Все это вырвалось у Мити как бы в совершенной истерике. Андрей хоть и
подивился на барина, но разговор поддержал.
- Правда это, батюшка, Дмитрий Федорович, это вы правы, что не надо
человека давить, тоже и мучить, равно как и всякую тварь, потому всякая
тварь - она тварь созданная, вот хоть бы лошадь, потому другой ломит зря,
хоша бы и наш ямщик... И удержу ему нет, так он и прет, прямо тебе так и
прет.
- Во ад? - перебил вдруг Митя и захохотал своим неожиданным коротким
смехом. - Андрей, простая душа, - схватил он опять его крепко за плечи, -
говори: попадет Дмитрий Федорович Карамазов во ад али нет, как по-твоему?
- Не знаю, голубчик, от вас зависит, потому вы у нас... Видишь, сударь,
когда сын божий на кресте был распят и помер, то сошел он со креста прямо во
ад и освободил всех грешников, которые мучились. И застонал ад об том, что
уж больше, думал, к нему никто теперь не придет, грешников-то. И сказал
тогда аду господь: "не стони, аде, ибо приидут к тебе отселева всякие
вельможи, управители, главные судьи и богачи, и будешь восполнен так же
точно, как был во веки веков, до того времени, пока снова приду". Это точно,
это было такое слово...
- Народная легенда, великолепно! Стегни левую, Андрей!
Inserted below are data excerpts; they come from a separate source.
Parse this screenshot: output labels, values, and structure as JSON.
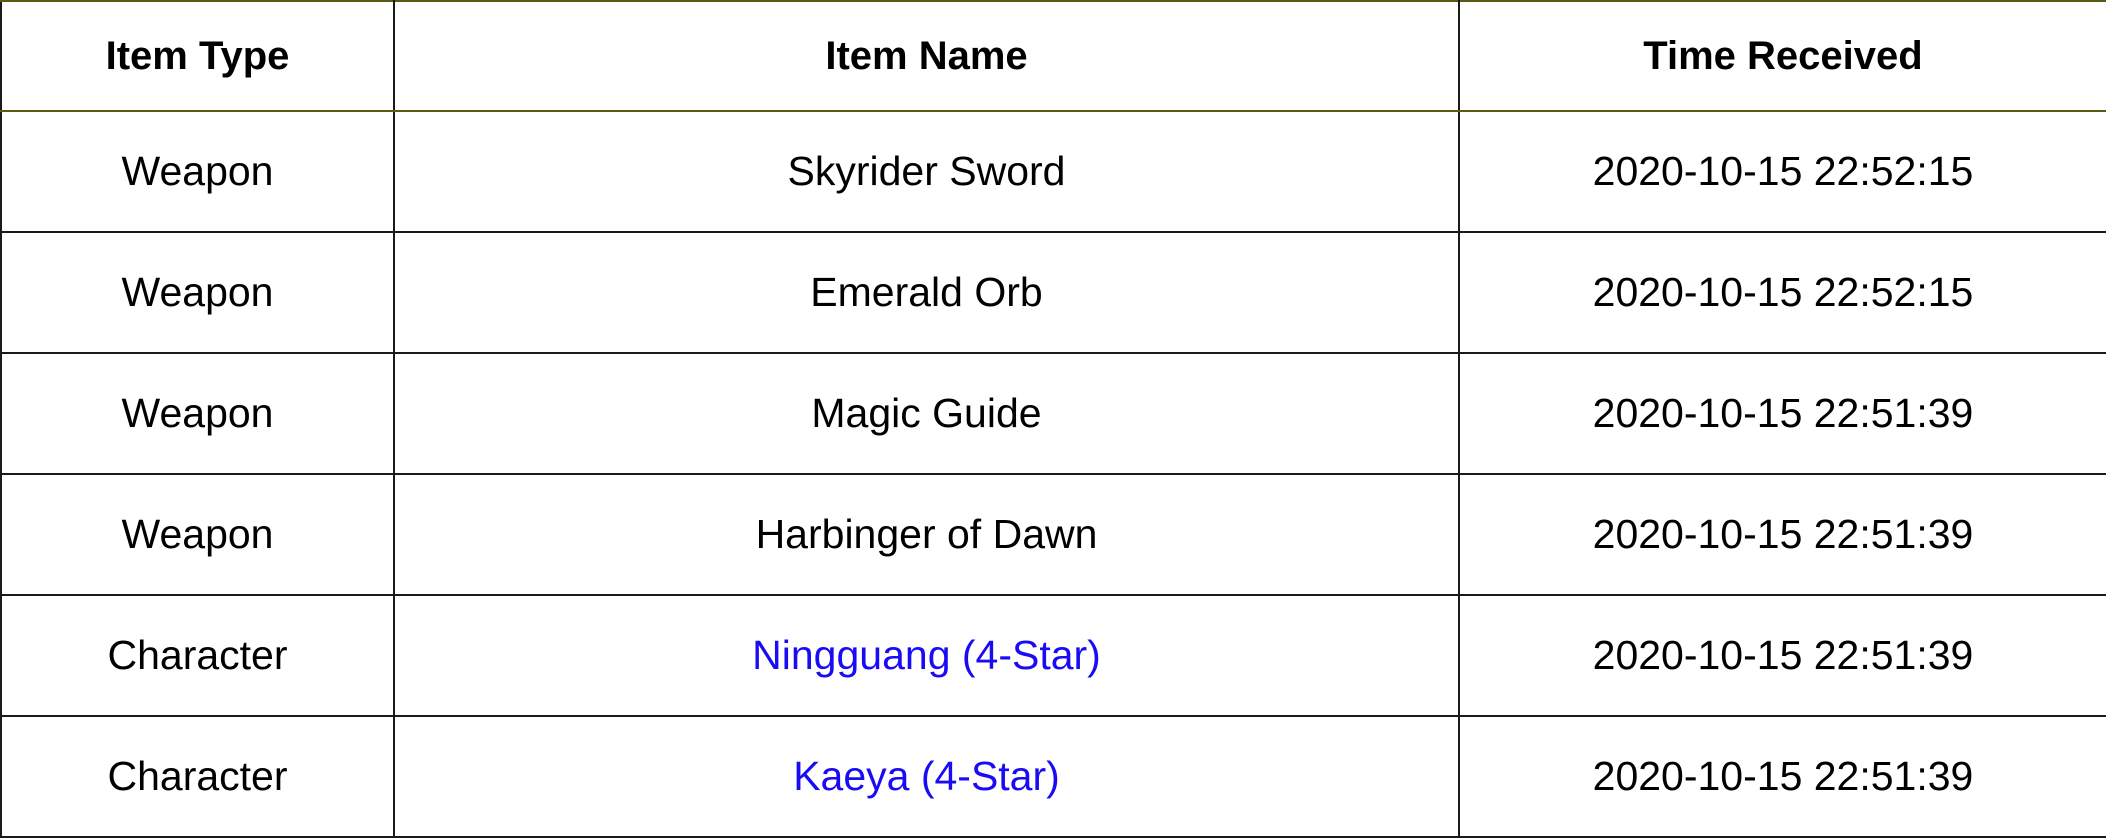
{
  "table": {
    "headers": {
      "item_type": "Item Type",
      "item_name": "Item Name",
      "time_received": "Time Received"
    },
    "rows": [
      {
        "type": "Weapon",
        "name": "Skyrider Sword",
        "time": "2020-10-15 22:52:15",
        "highlight": false
      },
      {
        "type": "Weapon",
        "name": "Emerald Orb",
        "time": "2020-10-15 22:52:15",
        "highlight": false
      },
      {
        "type": "Weapon",
        "name": "Magic Guide",
        "time": "2020-10-15 22:51:39",
        "highlight": false
      },
      {
        "type": "Weapon",
        "name": "Harbinger of Dawn",
        "time": "2020-10-15 22:51:39",
        "highlight": false
      },
      {
        "type": "Character",
        "name": "Ningguang (4-Star)",
        "time": "2020-10-15 22:51:39",
        "highlight": true
      },
      {
        "type": "Character",
        "name": "Kaeya (4-Star)",
        "time": "2020-10-15 22:51:39",
        "highlight": true
      }
    ]
  },
  "colors": {
    "four_star_text": "#1a0bf5",
    "grid_line": "#1a1a1a",
    "accent_line": "#7a0000"
  }
}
- Так вот, сударь, для кого ад назначен, - стегнул Андрей левую, - а вы
у нас, сударь, все одно как малый ребенок... так мы вас почитаем... И хоть
гневливы вы, сударь, это есть, но за простодушие ваше простит господь.
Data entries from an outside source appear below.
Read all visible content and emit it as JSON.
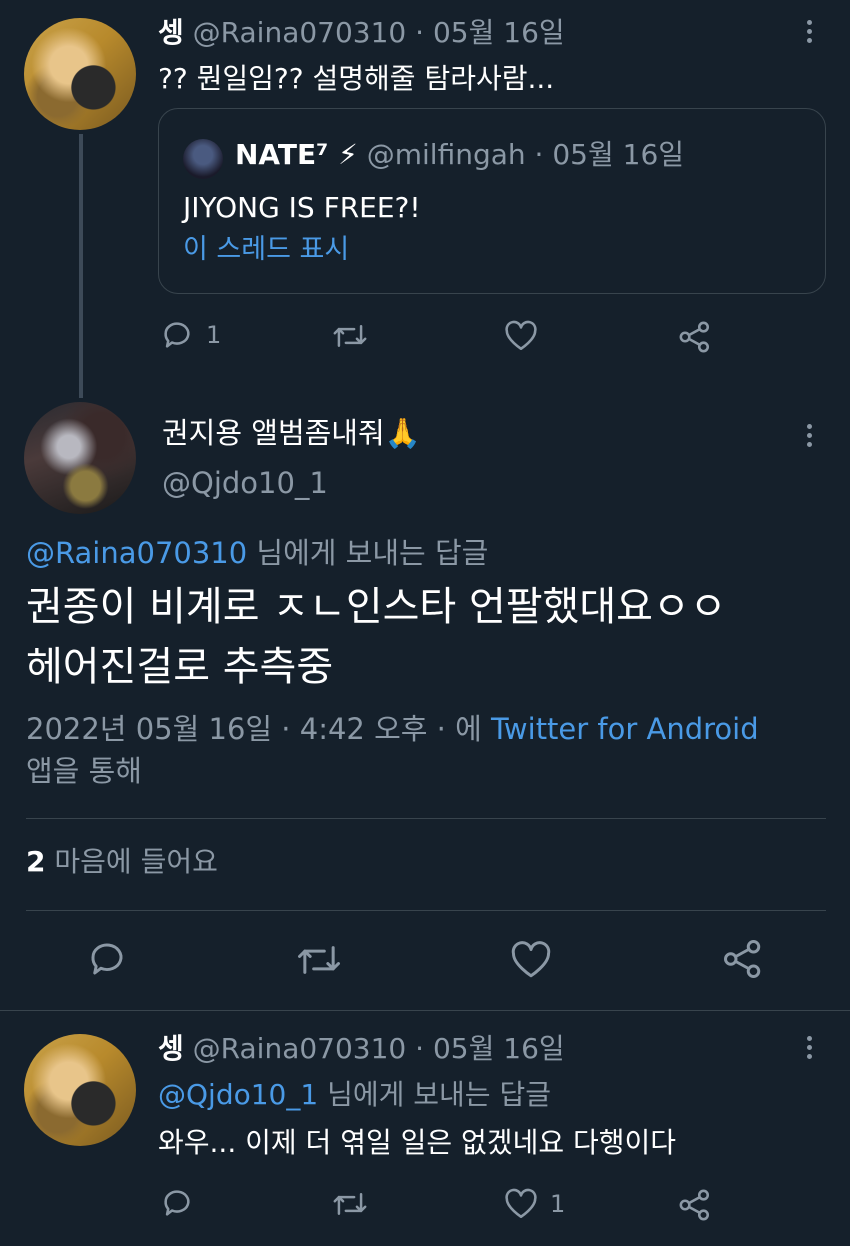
{
  "tweet1": {
    "display_name": "셍",
    "handle": "@Raina070310",
    "separator": "·",
    "date": "05월 16일",
    "text": "?? 뭔일임?? 설명해줄 탐라사람...",
    "quote": {
      "display_name": "NATE⁷ ⚡",
      "handle": "@milfingah",
      "separator": "·",
      "date": "05월 16일",
      "text": "JIYONG IS FREE?!",
      "show_thread": "이 스레드 표시"
    },
    "reply_count": "1",
    "retweet_count": "",
    "like_count": ""
  },
  "main_tweet": {
    "display_name": "권지용 앨범좀내줘🙏",
    "handle": "@Qjdo10_1",
    "reply_to_handle": "@Raina070310",
    "reply_to_suffix": "님에게 보내는 답글",
    "text_line1": "권종이 비계로 ㅈㄴ인스타 언팔했대요ㅇㅇ",
    "text_line2": "헤어진걸로 추측중",
    "timestamp": "2022년 05월 16일 · 4:42 오후 · 에",
    "source": "Twitter for Android",
    "source_suffix": "앱을 통해",
    "like_count": "2",
    "like_label": "마음에 들어요"
  },
  "tweet3": {
    "display_name": "셍",
    "handle": "@Raina070310",
    "separator": "·",
    "date": "05월 16일",
    "reply_to_handle": "@Qjdo10_1",
    "reply_to_suffix": "님에게 보내는 답글",
    "text": "와우... 이제 더 엮일 일은 없겠네요 다행이다",
    "reply_count": "",
    "retweet_count": "",
    "like_count": "1"
  },
  "icons": {
    "reply": "reply-icon",
    "retweet": "retweet-icon",
    "like": "heart-icon",
    "share": "share-icon",
    "more": "more-icon"
  },
  "colors": {
    "background": "#15202b",
    "link": "#4a9ae6",
    "muted": "#8b98a5",
    "border": "#38444d"
  }
}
- А ты, ты простишь меня, Андрей?
- Мне что же вас прощать, вы мне ничего не сделали.
- Нет, за всех, за всех ты один, вот теперь, сейчас, здесь, на дороге,
простишь меня за всех? Говори, душа простолюдина!
- Ох, сударь! Боязно вас и везти-то, странный какой-то ваш разговор...
Но Митя не расслышал. Он исступленно молился и дико шептал про себя.
- Господи, прими меня во всем моем беззаконии, но не суди меня.
Пропусти мимо без суда твоего... Не суди, потому что я сам осудил себя; не
суди, потому что люблю тебя, господи! Мерзок сам, а люблю тебя: во ад
пошлешь, и там любить буду, и оттуда буду кричать, что люблю тебя во веки
веков... Но дай и мне долюбить... здесь, теперь долюбить, всего пять часов
до горячего луча твоего... Ибо люблю царицу души моей. Люблю и не могу не
любить. Сам видишь меня всего. Прискачу, паду пред нею: права ты, что мимо
меня прошла... Прощай и забудь твою жертву, не тревожь себя никогда!
- Мокрое ! - крикнул Андрей, указывая вперед кнутом. Сквозь бледный
мрак ночи зачернелась вдруг твердая масса строений, раскинутых на огромном
пространстве. Село Мокрое было в две тысячи душ, но в этот час все оно уже
спало, и лишь кое-где из мрака мелькали еще редкие огоньки.
- Гони, гони, Андрей, еду! - воскликнул как бы в горячке Митя.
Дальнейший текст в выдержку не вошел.